Les feux by Ôoka Shôhei

Les feux by Ôoka Shôhei

Auteur:Ôoka, Shôhei [Ôoka, Shôhei]
La langue: fra
Format: epub
Tags: Littérature japonaise
ISBN: 978-2862605142
Éditeur: Autrement
Publié: 1995-08-30T22:00:00+00:00


Chapitre 22

Colonne en marche

J’arrachai deux ou trois plants, ramassai les patates, puis, imitant mes camarades, jetai le contenu de mon sac à masque pour le remplir, et nous partîmes.

Le sergent marchait en tête. Nous suivîmes le chemin que j’avais pris la première fois pour venir, descendant jusqu’au cours d’eau que nous longeâmes pendant un certain temps, avant d’arriver à la première bifurcation, où nous nous attaquâmes à une autre colline.

Nous devions aller vers le nord. L’armée américaine avait déjà opéré la jonction entre les côtes orientale et occidentale, mais arrivée à un certain point, la route d’Ormoc se divisait en deux au nord de Limon, l’une des branches se dirigeant vers Palompon. Le sergent estimait qu’on pourrait sans doute atteindre par là la péninsule.

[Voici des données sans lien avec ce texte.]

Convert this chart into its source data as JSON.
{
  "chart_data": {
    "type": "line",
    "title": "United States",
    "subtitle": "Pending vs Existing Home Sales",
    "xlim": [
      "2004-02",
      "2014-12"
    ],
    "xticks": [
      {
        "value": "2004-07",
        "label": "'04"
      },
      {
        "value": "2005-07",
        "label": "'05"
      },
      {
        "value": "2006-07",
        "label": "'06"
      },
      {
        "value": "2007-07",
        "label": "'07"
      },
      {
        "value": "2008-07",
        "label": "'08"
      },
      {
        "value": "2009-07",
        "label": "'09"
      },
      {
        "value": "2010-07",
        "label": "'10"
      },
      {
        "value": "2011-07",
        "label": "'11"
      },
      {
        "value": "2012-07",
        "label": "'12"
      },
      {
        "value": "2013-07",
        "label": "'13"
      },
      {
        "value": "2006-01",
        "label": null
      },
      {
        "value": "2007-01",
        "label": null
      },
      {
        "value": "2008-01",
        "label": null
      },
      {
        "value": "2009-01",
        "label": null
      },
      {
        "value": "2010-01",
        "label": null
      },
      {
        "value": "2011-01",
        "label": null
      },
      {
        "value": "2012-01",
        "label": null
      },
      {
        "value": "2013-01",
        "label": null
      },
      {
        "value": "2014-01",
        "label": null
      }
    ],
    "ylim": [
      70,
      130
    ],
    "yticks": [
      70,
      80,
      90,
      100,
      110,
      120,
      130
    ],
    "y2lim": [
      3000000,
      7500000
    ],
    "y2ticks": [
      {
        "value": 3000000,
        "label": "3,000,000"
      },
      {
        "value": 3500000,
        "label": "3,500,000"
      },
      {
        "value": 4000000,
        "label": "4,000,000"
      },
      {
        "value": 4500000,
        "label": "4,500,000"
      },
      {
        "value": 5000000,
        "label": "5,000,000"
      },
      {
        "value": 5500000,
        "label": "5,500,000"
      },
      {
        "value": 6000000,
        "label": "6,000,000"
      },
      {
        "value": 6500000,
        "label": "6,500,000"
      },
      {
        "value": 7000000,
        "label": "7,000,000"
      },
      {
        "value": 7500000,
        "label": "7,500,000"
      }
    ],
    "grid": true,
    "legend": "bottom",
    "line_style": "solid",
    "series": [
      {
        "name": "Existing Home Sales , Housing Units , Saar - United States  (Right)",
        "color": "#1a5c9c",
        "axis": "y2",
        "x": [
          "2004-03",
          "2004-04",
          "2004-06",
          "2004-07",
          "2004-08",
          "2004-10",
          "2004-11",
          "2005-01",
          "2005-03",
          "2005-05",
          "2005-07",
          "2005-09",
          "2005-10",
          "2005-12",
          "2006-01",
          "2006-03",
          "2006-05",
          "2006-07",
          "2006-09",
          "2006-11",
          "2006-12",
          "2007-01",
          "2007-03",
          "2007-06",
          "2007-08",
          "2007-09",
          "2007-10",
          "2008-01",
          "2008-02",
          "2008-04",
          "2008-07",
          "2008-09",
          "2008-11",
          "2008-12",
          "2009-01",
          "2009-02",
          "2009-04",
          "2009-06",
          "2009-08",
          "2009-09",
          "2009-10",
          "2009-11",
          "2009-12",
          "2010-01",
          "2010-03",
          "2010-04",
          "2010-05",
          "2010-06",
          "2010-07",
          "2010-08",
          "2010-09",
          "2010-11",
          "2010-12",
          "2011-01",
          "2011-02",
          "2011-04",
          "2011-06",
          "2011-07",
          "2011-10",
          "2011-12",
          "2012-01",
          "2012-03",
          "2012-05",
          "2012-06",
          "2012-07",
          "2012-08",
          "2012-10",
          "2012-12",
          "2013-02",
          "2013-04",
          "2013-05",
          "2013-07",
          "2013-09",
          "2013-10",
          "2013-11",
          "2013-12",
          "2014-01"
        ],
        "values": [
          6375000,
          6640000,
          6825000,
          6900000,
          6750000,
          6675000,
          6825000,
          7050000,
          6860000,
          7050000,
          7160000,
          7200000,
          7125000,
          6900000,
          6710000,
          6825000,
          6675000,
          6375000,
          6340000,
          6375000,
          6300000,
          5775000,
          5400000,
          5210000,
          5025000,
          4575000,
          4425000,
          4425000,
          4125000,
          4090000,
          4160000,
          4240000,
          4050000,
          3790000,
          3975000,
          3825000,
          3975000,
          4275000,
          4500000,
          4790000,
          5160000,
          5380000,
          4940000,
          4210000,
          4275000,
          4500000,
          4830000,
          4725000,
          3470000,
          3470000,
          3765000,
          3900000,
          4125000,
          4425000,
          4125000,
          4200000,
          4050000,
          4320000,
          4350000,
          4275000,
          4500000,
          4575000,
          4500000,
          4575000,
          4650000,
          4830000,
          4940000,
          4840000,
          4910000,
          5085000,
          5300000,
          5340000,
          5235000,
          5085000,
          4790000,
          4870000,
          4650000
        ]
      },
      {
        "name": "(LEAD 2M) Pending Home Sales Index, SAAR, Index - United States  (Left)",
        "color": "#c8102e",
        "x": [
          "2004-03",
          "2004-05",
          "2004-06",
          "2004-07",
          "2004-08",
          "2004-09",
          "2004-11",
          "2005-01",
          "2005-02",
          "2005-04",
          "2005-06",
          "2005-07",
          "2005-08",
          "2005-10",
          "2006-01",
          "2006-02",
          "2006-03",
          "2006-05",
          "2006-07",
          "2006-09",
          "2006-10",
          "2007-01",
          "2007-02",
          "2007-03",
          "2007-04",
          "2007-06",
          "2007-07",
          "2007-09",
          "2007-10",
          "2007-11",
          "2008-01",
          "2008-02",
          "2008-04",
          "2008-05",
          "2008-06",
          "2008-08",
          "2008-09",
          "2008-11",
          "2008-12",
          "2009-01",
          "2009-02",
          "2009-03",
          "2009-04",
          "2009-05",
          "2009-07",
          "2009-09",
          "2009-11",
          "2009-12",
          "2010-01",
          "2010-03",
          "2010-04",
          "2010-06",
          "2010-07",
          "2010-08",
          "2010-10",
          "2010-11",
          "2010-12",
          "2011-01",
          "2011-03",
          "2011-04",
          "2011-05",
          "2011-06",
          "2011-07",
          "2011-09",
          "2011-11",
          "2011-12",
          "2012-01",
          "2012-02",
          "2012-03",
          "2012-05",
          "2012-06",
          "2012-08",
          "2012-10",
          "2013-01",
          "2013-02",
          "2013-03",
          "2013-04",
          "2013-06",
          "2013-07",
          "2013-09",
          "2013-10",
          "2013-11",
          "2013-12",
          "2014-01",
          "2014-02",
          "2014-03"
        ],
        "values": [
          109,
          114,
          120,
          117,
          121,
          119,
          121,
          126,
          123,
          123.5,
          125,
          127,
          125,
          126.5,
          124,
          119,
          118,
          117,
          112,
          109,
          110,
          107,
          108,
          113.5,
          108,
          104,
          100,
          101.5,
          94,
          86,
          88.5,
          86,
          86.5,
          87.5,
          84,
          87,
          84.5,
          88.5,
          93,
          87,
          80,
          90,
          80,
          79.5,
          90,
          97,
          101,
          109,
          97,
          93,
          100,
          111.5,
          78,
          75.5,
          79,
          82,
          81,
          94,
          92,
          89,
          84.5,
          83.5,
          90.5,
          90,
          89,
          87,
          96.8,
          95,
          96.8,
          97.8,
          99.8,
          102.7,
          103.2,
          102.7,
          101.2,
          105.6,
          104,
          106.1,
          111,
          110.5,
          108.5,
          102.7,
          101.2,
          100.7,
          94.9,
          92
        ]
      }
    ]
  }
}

Après avoir franchi deux collines et deux rivières par des sentiers de montagne, nous arrivâmes sur un chemin qui avait à peu près la largeur d’une charrette.

— Attention aux avions. Ils visent les routes, dit le sergent.

Il était normal que les avions américains visent les routes. De petits groupes de soldats japonais surgissaient d’une colline ou d’un bois pour se joindre à nous. Nous fûmes bientôt l’équivalent d’une compagnie à nous étirer en une longue formation en marche.

Quand nous débouchions dans la plaine, la file s’enfonçait sous les arbres bordant le chemin, pour se regrouper plus loin, à l’entrée d’un bois. Et la route à l’intérieur de la forêt était parfois aussi encombrée qu’un trottoir en ville.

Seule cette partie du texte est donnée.